Она покачала головой и с расстановкой медленно выговорила:

— Я не вещь, чтобы меня можно было уступать и не уступать.

— Да, но он смотрит на вас, как на вещь. Не более, как на вещь, — повторил он с каким-то злорадным торжеством. — Так будет и с вами, — точно вонзал он в нее эти острые уколы. — Уж не думаете ли вы, что вы исключение из числа тех, кого он оставлял, запятнав и часто едва ли помня имя!

Он говорил все эти пошлые клеветнические слова, сам глубоко чувствуя их пошлость и смрад. Так мог говорить кто угодно, каждый обыватель-фарисей, и самому было почти до болезненности стыдно их; но, чем становилось стыднее, тем упорнее эти слова шли на язык и срывались предательские и невозвратимые.
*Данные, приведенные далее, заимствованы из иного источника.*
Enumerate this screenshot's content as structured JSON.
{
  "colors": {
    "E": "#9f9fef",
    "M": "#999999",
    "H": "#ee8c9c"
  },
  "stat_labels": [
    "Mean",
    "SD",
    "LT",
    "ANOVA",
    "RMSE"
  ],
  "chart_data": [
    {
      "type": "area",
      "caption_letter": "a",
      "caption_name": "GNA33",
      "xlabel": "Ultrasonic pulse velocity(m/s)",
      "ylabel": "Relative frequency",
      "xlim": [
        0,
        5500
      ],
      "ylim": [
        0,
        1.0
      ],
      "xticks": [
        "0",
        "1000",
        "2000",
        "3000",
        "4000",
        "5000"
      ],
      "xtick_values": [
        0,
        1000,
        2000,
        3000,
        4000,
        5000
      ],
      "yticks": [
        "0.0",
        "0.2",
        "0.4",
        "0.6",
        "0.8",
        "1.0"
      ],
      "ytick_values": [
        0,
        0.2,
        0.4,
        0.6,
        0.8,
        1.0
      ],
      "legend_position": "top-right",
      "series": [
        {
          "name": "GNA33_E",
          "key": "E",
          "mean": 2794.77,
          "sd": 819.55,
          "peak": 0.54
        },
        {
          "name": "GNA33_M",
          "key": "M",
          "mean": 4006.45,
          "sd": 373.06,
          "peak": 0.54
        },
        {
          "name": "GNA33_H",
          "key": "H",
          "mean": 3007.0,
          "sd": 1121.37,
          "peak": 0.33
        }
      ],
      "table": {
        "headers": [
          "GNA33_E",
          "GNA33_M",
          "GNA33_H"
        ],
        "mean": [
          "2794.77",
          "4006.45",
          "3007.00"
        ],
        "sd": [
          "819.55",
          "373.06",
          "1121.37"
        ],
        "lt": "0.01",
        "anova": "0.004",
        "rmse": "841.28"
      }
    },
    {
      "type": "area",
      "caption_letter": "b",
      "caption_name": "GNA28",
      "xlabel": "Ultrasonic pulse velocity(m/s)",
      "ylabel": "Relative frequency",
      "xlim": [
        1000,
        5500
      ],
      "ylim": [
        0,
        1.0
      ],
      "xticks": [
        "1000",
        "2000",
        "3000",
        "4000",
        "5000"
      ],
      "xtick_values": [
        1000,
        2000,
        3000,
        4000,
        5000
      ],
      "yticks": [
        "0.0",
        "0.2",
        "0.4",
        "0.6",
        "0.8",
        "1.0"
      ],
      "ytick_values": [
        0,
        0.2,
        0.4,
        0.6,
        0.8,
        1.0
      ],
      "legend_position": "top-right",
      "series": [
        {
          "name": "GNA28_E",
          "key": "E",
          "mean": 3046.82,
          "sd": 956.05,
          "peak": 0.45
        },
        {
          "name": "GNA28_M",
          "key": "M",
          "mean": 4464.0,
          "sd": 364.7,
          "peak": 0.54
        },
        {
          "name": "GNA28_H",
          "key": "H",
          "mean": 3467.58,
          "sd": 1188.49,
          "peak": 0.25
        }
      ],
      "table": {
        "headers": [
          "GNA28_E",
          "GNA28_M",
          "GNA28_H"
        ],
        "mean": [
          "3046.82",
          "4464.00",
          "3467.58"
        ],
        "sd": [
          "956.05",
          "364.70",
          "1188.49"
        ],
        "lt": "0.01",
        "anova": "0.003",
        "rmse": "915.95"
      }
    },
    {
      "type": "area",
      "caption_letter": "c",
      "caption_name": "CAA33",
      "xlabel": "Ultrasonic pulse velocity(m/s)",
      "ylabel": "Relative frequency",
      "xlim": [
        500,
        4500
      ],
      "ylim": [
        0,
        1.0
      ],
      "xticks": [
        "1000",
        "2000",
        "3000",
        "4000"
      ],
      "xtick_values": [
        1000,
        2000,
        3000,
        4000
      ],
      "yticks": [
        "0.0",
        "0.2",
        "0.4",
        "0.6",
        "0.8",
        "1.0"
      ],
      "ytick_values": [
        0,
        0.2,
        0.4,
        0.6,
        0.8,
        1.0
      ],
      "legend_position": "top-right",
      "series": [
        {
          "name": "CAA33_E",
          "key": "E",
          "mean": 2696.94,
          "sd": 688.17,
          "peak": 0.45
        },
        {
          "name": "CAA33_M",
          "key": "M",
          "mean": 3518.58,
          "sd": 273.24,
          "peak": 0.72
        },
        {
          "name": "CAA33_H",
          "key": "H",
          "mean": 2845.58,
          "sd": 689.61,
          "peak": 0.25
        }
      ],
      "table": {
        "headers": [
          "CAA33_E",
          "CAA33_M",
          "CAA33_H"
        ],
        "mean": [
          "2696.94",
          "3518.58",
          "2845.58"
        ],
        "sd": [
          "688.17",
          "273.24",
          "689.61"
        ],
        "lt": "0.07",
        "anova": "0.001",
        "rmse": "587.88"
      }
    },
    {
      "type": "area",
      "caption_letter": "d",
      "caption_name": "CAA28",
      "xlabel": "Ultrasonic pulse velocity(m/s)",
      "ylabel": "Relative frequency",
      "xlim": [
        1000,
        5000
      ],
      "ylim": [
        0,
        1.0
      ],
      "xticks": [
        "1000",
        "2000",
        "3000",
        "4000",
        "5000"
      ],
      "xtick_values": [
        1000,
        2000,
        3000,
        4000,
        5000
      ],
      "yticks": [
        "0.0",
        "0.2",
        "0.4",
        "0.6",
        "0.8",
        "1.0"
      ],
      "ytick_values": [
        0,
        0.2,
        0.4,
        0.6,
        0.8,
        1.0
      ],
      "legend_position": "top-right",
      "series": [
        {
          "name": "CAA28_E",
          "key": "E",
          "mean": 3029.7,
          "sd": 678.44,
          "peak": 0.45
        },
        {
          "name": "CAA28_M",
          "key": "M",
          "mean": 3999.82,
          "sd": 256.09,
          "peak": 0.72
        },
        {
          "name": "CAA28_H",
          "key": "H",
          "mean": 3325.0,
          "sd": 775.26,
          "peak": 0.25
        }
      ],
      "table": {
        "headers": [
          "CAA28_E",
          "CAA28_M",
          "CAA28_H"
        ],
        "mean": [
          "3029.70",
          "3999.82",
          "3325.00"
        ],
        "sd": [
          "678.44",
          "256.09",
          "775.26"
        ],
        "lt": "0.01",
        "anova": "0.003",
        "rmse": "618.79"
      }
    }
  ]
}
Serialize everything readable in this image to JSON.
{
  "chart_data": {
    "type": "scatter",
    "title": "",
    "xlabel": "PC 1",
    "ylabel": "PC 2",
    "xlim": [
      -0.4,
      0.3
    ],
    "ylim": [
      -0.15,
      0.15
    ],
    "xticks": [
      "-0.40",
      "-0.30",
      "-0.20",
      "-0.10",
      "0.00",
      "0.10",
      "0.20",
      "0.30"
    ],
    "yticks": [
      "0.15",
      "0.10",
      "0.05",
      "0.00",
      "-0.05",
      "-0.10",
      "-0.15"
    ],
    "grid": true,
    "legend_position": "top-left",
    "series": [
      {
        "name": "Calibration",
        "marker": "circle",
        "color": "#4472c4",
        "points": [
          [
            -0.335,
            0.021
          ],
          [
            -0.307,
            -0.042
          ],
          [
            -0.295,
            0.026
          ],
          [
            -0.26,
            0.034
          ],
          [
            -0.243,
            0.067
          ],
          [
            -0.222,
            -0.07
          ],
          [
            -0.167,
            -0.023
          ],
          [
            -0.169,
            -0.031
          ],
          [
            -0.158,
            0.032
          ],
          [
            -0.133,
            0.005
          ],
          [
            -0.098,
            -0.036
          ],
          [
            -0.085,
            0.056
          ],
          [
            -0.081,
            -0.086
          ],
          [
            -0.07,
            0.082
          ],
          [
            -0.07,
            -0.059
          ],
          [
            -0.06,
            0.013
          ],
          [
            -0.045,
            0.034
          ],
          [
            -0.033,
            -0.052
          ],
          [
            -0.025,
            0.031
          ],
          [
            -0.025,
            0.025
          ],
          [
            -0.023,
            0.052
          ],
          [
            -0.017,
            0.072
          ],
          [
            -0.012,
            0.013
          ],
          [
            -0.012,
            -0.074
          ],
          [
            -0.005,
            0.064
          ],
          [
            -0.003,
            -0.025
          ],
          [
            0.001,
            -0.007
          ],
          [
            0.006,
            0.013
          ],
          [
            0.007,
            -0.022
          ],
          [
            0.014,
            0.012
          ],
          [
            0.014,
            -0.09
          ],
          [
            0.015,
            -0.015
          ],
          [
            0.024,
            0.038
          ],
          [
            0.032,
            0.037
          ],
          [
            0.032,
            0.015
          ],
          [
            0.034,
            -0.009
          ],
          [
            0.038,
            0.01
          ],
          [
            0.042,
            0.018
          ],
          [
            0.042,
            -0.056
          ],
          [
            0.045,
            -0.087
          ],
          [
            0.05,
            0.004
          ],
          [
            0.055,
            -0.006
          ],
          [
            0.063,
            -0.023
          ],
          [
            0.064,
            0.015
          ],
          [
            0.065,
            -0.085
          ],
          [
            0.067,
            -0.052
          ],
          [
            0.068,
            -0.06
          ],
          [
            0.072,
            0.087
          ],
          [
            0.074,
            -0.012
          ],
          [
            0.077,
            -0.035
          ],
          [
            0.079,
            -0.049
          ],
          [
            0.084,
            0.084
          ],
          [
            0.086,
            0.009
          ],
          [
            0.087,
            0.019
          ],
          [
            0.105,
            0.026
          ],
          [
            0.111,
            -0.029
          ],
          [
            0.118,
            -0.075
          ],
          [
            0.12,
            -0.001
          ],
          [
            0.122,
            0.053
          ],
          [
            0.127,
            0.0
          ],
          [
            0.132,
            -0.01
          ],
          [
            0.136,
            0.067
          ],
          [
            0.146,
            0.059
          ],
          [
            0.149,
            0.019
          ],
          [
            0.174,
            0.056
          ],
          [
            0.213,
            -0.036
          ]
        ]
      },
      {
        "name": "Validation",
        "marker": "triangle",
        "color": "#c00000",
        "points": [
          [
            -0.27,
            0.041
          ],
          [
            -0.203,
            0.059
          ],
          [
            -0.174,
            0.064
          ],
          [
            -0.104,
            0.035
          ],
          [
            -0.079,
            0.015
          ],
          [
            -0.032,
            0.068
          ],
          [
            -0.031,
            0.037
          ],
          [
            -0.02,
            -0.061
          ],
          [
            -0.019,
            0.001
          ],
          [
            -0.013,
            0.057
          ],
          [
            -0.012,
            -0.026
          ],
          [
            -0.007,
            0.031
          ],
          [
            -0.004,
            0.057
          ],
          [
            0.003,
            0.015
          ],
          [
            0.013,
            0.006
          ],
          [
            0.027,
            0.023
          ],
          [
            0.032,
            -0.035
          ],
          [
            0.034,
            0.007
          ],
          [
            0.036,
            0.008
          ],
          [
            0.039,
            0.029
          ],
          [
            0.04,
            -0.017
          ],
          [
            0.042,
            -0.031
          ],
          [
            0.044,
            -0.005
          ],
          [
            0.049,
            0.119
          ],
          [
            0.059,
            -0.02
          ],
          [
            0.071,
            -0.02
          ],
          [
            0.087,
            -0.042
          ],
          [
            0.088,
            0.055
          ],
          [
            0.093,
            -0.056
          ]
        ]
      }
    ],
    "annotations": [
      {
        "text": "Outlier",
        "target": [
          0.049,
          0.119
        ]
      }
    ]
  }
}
Сам он уже остановиться не мог, и желал, чтобы она остановила его, как тогда, в первый раз, каким-нибудь словом, но непременно кротким и добрым: напоминанием, что он не такой, что сейчас им владел какой-то дьявол, всегда сопутствующий той смуте, которую вызывает любовь, делающая ненадолго сомнительно счастливыми одних и вызывая зависть, превращая в зверей других.

Лицо его оставалось в тени, так как всей своей фигурой он заслонял свет небольшой лампочки на столе; и, может быть, потому, что лицо его оставалось в тени, и она не могла видеть его выражения, казалось, что говорит не он, не Дружинин, а какой-то другой, мрачно пророчествующий человек. На один миг оборвалась тонкая ниточка, связывающая ее с действительностью, вспомнился сон, и стало холодно и жутко. Не с этим ли пророчеством сливался ее короткий мрачный бред?

Но вот он сделал движение, осветилось его лицо, и она сказала себе: «Нет, это не то».

Дружинин стал ходить взад и вперед по комнате, умышленно держась вдали от нее, и теперь показался ей тюремщиком, стерегущим свою жертву.

А он как будто на время забыл о ней, и каждый раз, как лицо его при поворотах освещалось, она замечала презрительную, почти брезгливую гримасу, вздрагивающую в правом уголке его губ.

Презрение к себе? Да. Равно и к себе, и к тому, и даже к ней. Из-за чего? Он искоса взглянул на нее. Прежде всего бросились в глаза тяжелые бронзовые волосы и грустные, задумчивые глаза, устремленные мимо него.

Опять стало чувственно душно.

«Неужели это? И только это? — с отвращением спросил он сам себя. И сразу почувствовал какую-то непонятную тоску. — Значит, вся эта вражда, борьба, низость из-за куска человеческого мяса?»

Не может быть!

Он вздрогнул и, круто повернувшись, остановился у стола, прямо устремив взгляд на свет лампы.

Когда он отвернулся, она обратила в его сторону свои глаза. Изысканным черным силуэтом вычерчивалась вся его небольшая, стройная фигура. Белый воротник тонкой полоской определял напряженную от склонившейся головы шею. И в этом упорном наклоне головы, в сильных тонких линиях шеи было какое-то особенное выражение, почти доступное проникновению мысли.